I also like that I can log onto to their website and do things there if needed. This is mostly managing masked e-mail addresses and the occasional check on my subscription settings.
And if you're going to fund development, also put it in Dovecot.
* https://en.wikipedia.org/wiki/Dovecot_(software)
It does seem to be in Cyrus, but I'm not sure what the marketshare of that software is nowadays:
They cited IMAP's complexity, high resource use,
JMAP is implemented using JSON APIs over HTTP
They complain about complexity, then add another two layers of complexity in their own protocol?
I think POP3 is the simplest standard, and have also written a basic IMAP client. Parsing IMAP isn't as easy as a binary protocol, but it's definitely not at the level of HTTP JSON bloat that seems to have infected all "modern" protocol designers.
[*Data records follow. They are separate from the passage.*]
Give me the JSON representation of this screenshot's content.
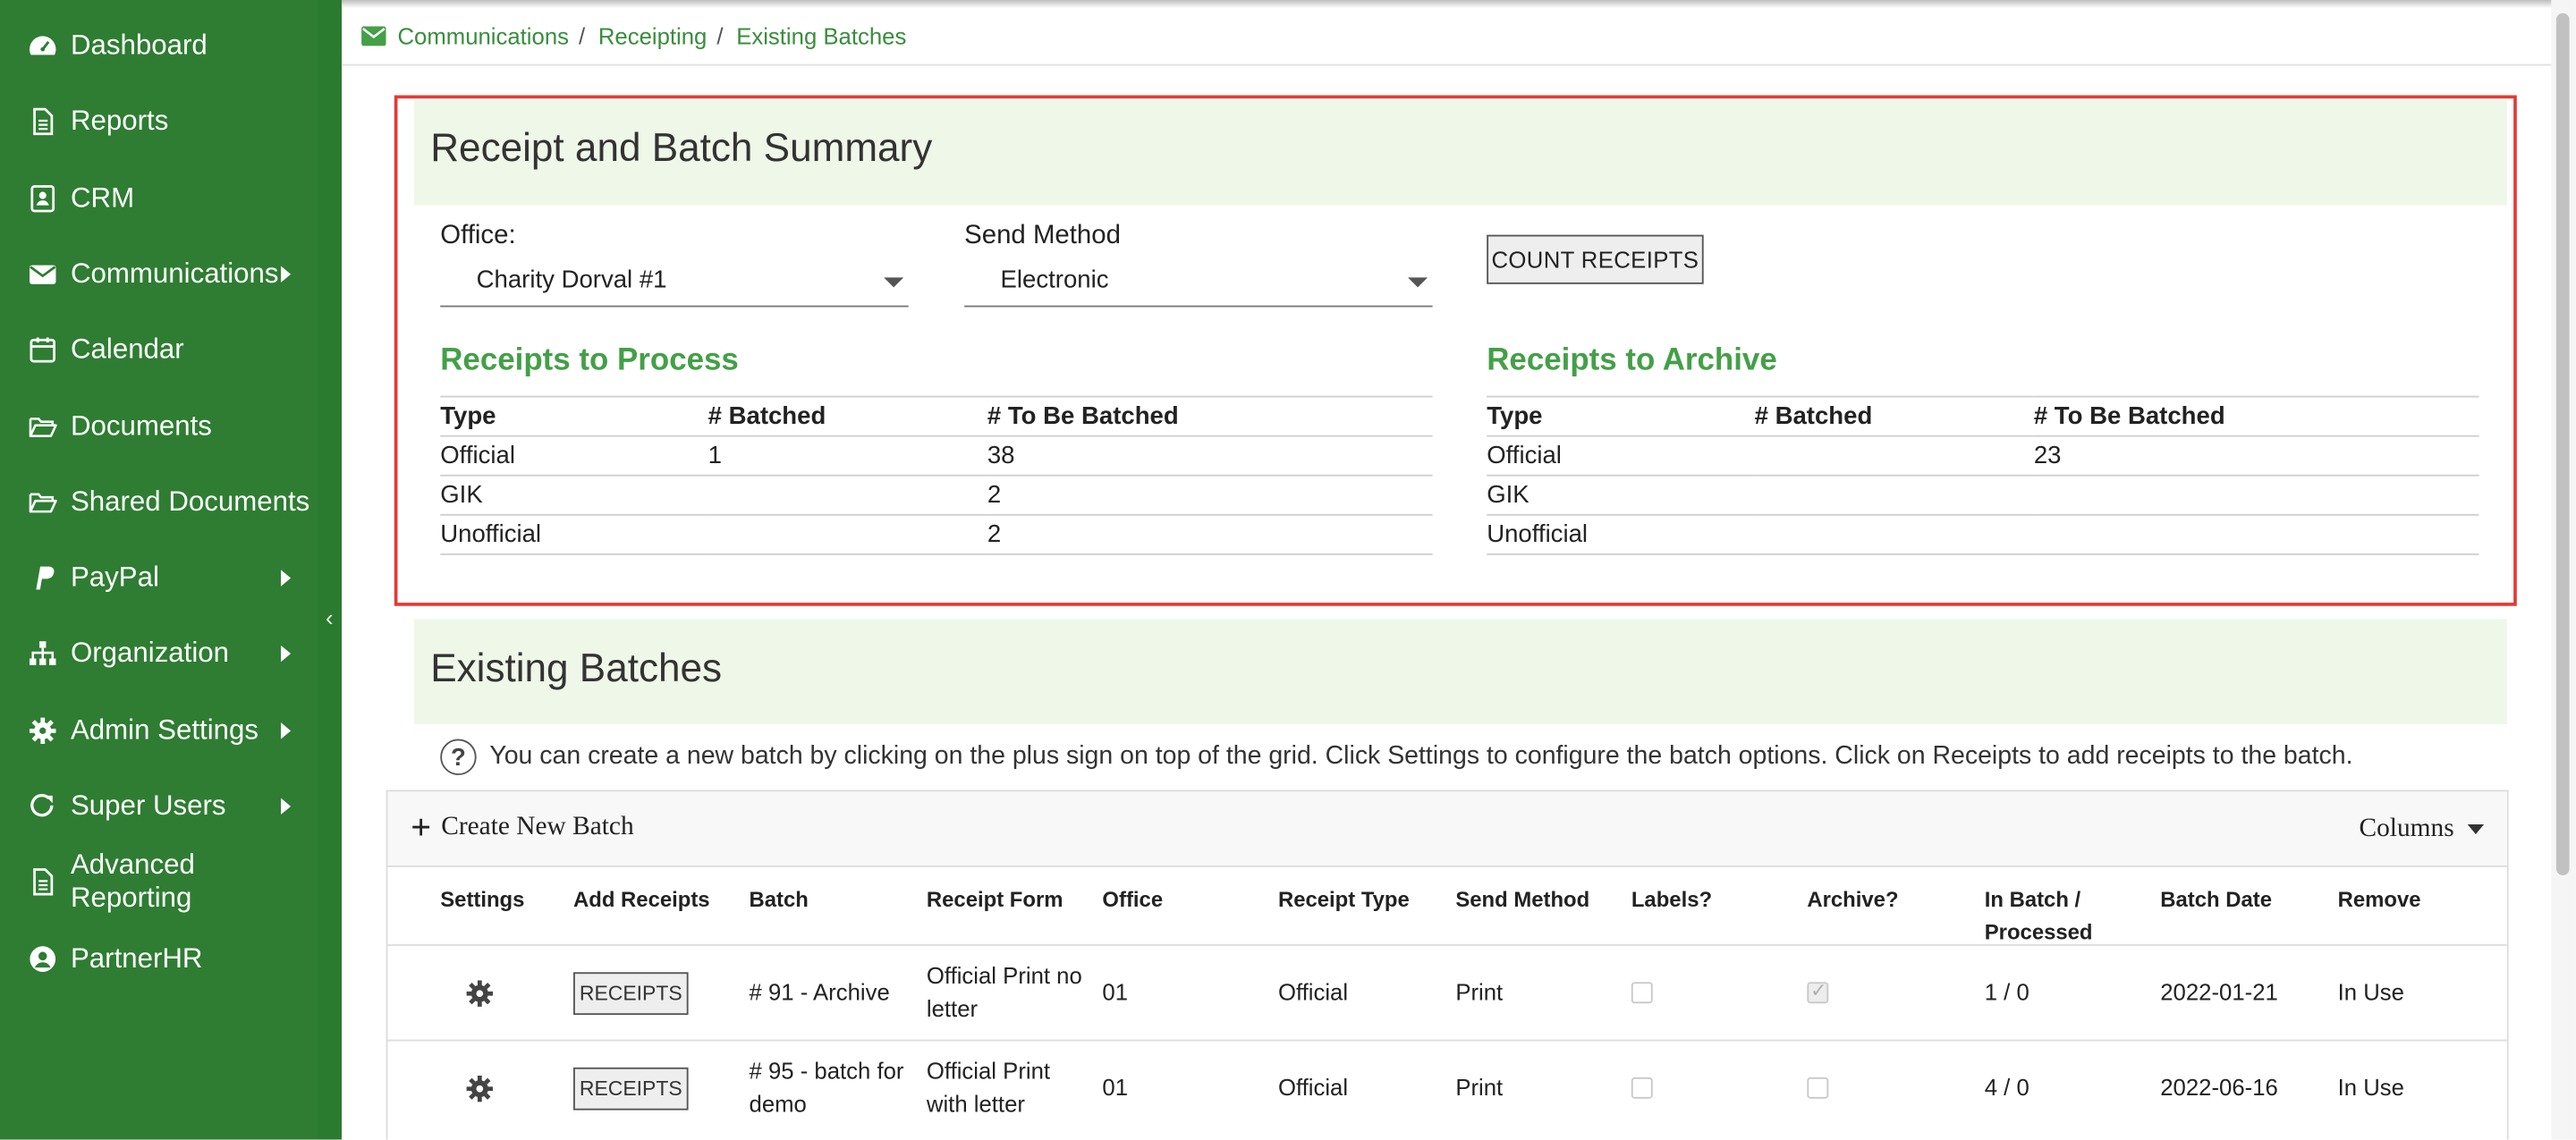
{
  "sidebar": {
    "items": [
      {
        "label": "Dashboard",
        "icon": "dashboard-icon"
      },
      {
        "label": "Reports",
        "icon": "file-icon"
      },
      {
        "label": "CRM",
        "icon": "contact-card-icon"
      },
      {
        "label": "Communications",
        "icon": "envelope-icon",
        "has_submenu": true
      },
      {
        "label": "Calendar",
        "icon": "calendar-icon"
      },
      {
        "label": "Documents",
        "icon": "folder-open-icon"
      },
      {
        "label": "Shared Documents",
        "icon": "folder-open-icon"
      },
      {
        "label": "PayPal",
        "icon": "paypal-icon",
        "has_submenu": true
      },
      {
        "label": "Organization",
        "icon": "sitemap-icon",
        "has_submenu": true
      },
      {
        "label": "Admin Settings",
        "icon": "gear-icon",
        "has_submenu": true
      },
      {
        "label": "Super Users",
        "icon": "refresh-icon",
        "has_submenu": true
      },
      {
        "label": "Advanced Reporting",
        "icon": "file-icon"
      },
      {
        "label": "PartnerHR",
        "icon": "user-circle-icon"
      }
    ],
    "collapse_glyph": "‹"
  },
  "breadcrumb": {
    "items": [
      "Communications",
      "Receipting",
      "Existing Batches"
    ],
    "separator": "/"
  },
  "summary": {
    "title": "Receipt and Batch Summary",
    "office_label": "Office:",
    "office_value": "Charity Dorval #1",
    "send_method_label": "Send Method",
    "send_method_value": "Electronic",
    "count_button": "COUNT RECEIPTS",
    "process": {
      "title": "Receipts to Process",
      "headers": [
        "Type",
        "# Batched",
        "# To Be Batched"
      ],
      "rows": [
        [
          "Official",
          "1",
          "38"
        ],
        [
          "GIK",
          "",
          "2"
        ],
        [
          "Unofficial",
          "",
          "2"
        ]
      ]
    },
    "archive": {
      "title": "Receipts to Archive",
      "headers": [
        "Type",
        "# Batched",
        "# To Be Batched"
      ],
      "rows": [
        [
          "Official",
          "",
          "23"
        ],
        [
          "GIK",
          "",
          ""
        ],
        [
          "Unofficial",
          "",
          ""
        ]
      ]
    }
  },
  "batches": {
    "title": "Existing Batches",
    "help_text": "You can create a new batch by clicking on the plus sign on top of the grid. Click Settings to configure the batch options. Click on Receipts to add receipts to the batch.",
    "create_label": "Create New Batch",
    "columns_label": "Columns",
    "headers": [
      "Settings",
      "Add Receipts",
      "Batch",
      "Receipt Form",
      "Office",
      "Receipt Type",
      "Send Method",
      "Labels?",
      "Archive?",
      "In Batch /\nProcessed",
      "Batch Date",
      "Remove"
    ],
    "header_inbatch_1": "In Batch /",
    "header_inbatch_2": "Processed",
    "receipts_button": "RECEIPTS",
    "rows": [
      {
        "batch_1": "# 91 - Archive",
        "batch_2": "",
        "form_1": "Official Print no",
        "form_2": "letter",
        "office": "01",
        "type": "Official",
        "send_method": "Print",
        "labels": false,
        "archive": true,
        "in_batch": "1 / 0",
        "date": "2022-01-21",
        "remove": "In Use"
      },
      {
        "batch_1": "# 95 - batch for",
        "batch_2": "demo",
        "form_1": "Official Print",
        "form_2": "with letter",
        "office": "01",
        "type": "Official",
        "send_method": "Print",
        "labels": false,
        "archive": false,
        "in_batch": "4 / 0",
        "date": "2022-06-16",
        "remove": "In Use"
      }
    ]
  },
  "colors": {
    "sidebar": "#2e7d32",
    "accent": "#43a047",
    "highlight_border": "#e53935",
    "panel_header": "#eef7e8"
  }
}
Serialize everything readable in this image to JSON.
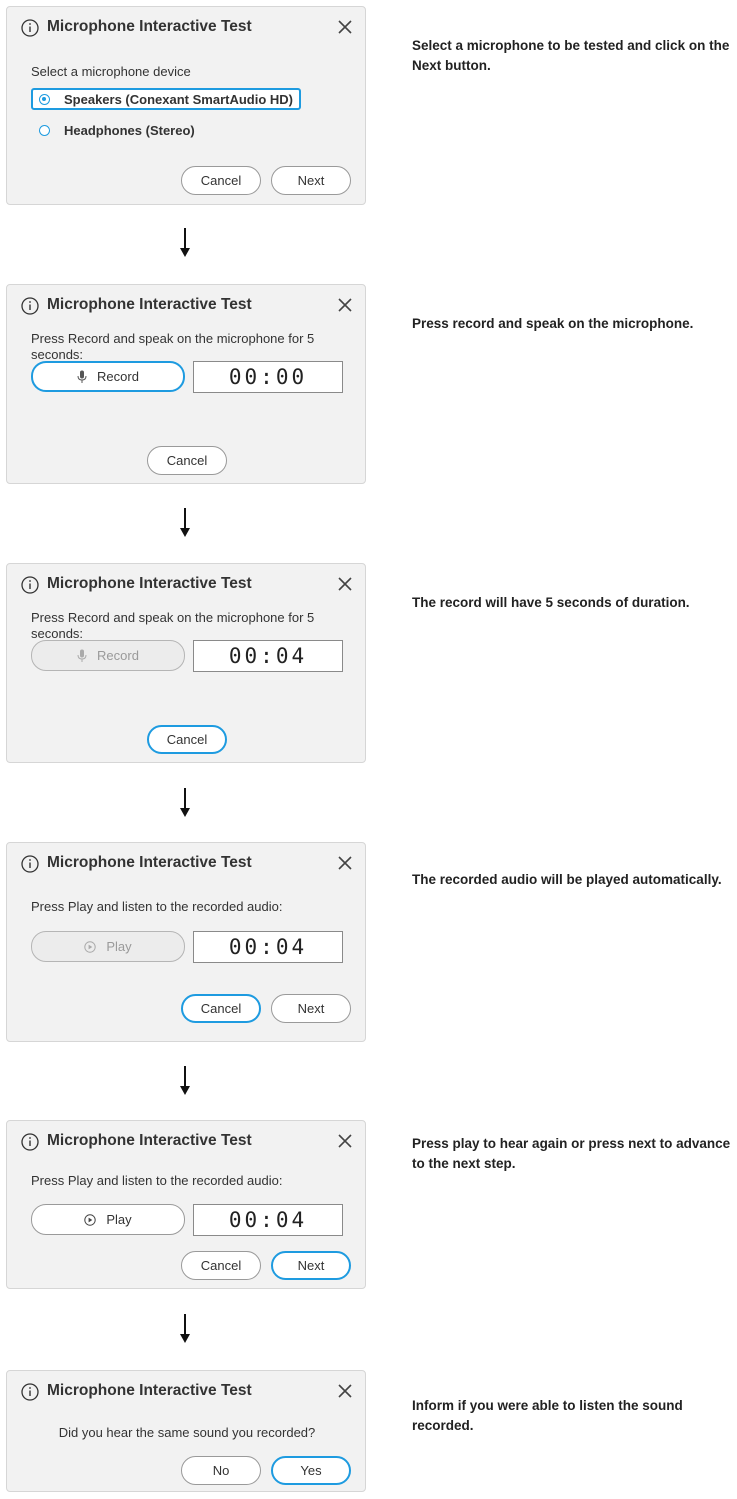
{
  "dialog_title": "Microphone Interactive Test",
  "steps": [
    {
      "prompt": "Select a microphone device",
      "devices": [
        "Speakers (Conexant SmartAudio HD)",
        "Headphones (Stereo)"
      ],
      "selected_device_index": 0,
      "cancel": "Cancel",
      "next": "Next",
      "caption": "Select a microphone to be tested and click on the Next button."
    },
    {
      "prompt": "Press Record and speak on the microphone for 5 seconds:",
      "record": "Record",
      "timer": "00:00",
      "cancel": "Cancel",
      "caption": "Press record and speak on the microphone."
    },
    {
      "prompt": "Press Record and speak on the microphone for 5 seconds:",
      "record": "Record",
      "timer": "00:04",
      "cancel": "Cancel",
      "caption": "The record will have 5 seconds of duration."
    },
    {
      "prompt": "Press Play and listen to the recorded audio:",
      "play": "Play",
      "timer": "00:04",
      "cancel": "Cancel",
      "next": "Next",
      "caption": "The recorded audio will be played automatically."
    },
    {
      "prompt": "Press Play and listen to the recorded audio:",
      "play": "Play",
      "timer": "00:04",
      "cancel": "Cancel",
      "next": "Next",
      "caption": "Press play to hear again or press next to advance to the next step."
    },
    {
      "prompt": "Did you hear the same sound you recorded?",
      "no": "No",
      "yes": "Yes",
      "caption": "Inform if you were able to listen the sound recorded."
    }
  ],
  "icons": {
    "info": "info-circle-icon",
    "close": "close-icon",
    "mic": "microphone-icon",
    "play": "play-circle-icon",
    "arrow": "down-arrow-icon"
  },
  "colors": {
    "accent": "#1e9be0",
    "dialog_bg": "#f2f2f2"
  }
}
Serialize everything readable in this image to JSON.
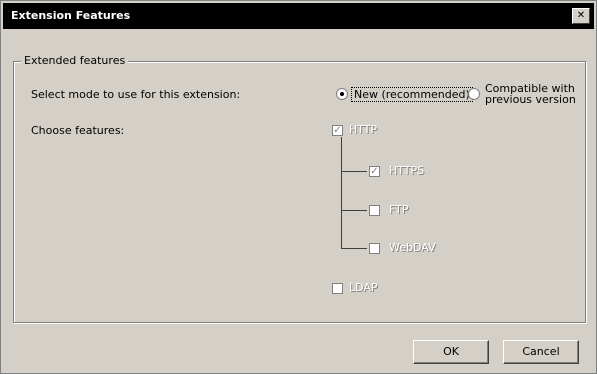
{
  "window": {
    "title": "Extension Features",
    "close_icon": "close-icon"
  },
  "group": {
    "legend": "Extended features"
  },
  "row1": {
    "label": "Select mode to use for this extension:",
    "radio_a": {
      "label": "New (recommended)",
      "selected": true
    },
    "radio_b": {
      "label": "Compatible with previous version",
      "selected": false
    }
  },
  "row2": {
    "label": "Choose features:"
  },
  "features": {
    "root": {
      "label": "HTTP",
      "checked": true
    },
    "children": [
      {
        "label": "HTTPS",
        "checked": true
      },
      {
        "label": "FTP",
        "checked": false
      },
      {
        "label": "WebDAV",
        "checked": false
      }
    ],
    "other": {
      "label": "LDAP",
      "checked": false
    }
  },
  "buttons": {
    "ok": "OK",
    "cancel": "Cancel"
  }
}
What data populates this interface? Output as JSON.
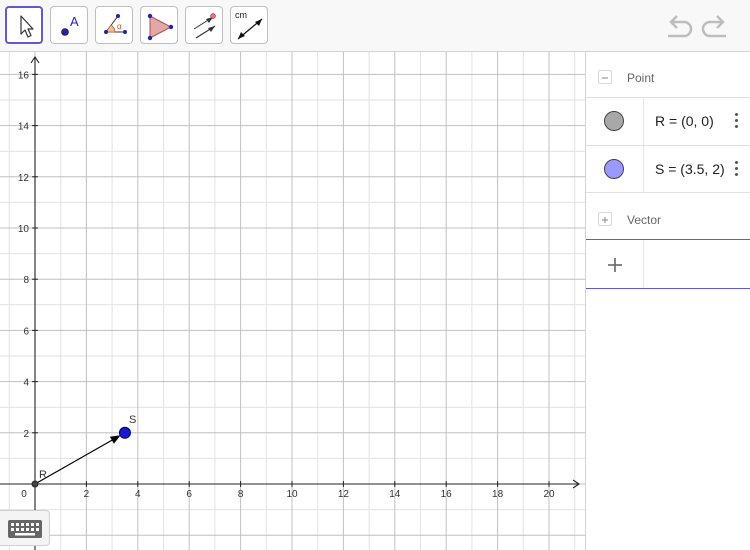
{
  "toolbar": {
    "tools": [
      {
        "name": "move-tool",
        "label": ""
      },
      {
        "name": "point-tool",
        "label": "A"
      },
      {
        "name": "angle-tool",
        "label": "α"
      },
      {
        "name": "polygon-tool",
        "label": ""
      },
      {
        "name": "vector-tool",
        "label": ""
      },
      {
        "name": "distance-tool",
        "label": "cm"
      }
    ],
    "selected_tool": "move-tool",
    "undo_icon": "undo-icon",
    "redo_icon": "redo-icon"
  },
  "graphics": {
    "x_range": [
      -1.3,
      21.3
    ],
    "y_range": [
      -2.5,
      16.7
    ],
    "major_grid_step": 2,
    "minor_grid_step": 1,
    "x_ticks": [
      0,
      2,
      4,
      6,
      8,
      10,
      12,
      14,
      16,
      18,
      20
    ],
    "y_ticks": [
      2,
      4,
      6,
      8,
      10,
      12,
      14,
      16
    ],
    "points": [
      {
        "name": "R",
        "x": 0,
        "y": 0,
        "color": "#444444"
      },
      {
        "name": "S",
        "x": 3.5,
        "y": 2,
        "color": "#1a1acc"
      }
    ],
    "vector": {
      "from": "R",
      "to": "S",
      "color": "#000000"
    },
    "keyboard_icon": "keyboard-icon"
  },
  "algebra": {
    "groups": [
      {
        "label": "Point",
        "toggle": "minus-icon"
      },
      {
        "label": "Vector",
        "toggle": "plus-icon"
      }
    ],
    "items": [
      {
        "text": "R = (0, 0)",
        "marble_color": "#a8a8a8"
      },
      {
        "text": "S = (3.5, 2)",
        "marble_color": "#9999ff"
      }
    ],
    "input_placeholder": ""
  }
}
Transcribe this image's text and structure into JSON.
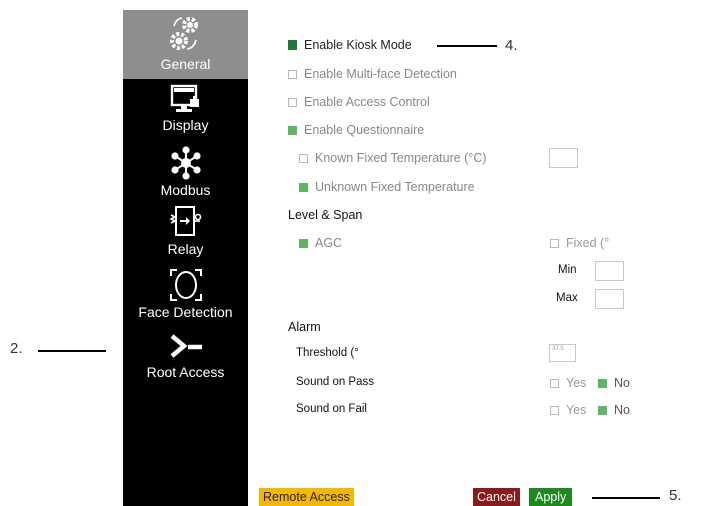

I can use POP3 reasonably easily from a netcat (and have done so many times in the past), and IMAP is a little harder but doable. I don't expect that to be doable for JMAP which is text-based like the other HTTP JSON bloatocols, but unlike the earlier text-based standards like SMTP POP3 IMAP IRC MSNP etc., it seems to have all the disadvantages of a text-based protocol but none of the advantages.
JSON is only excusable if your protocol is designed for webmail clients. Otherwise this is a case of the emperor having no clothes.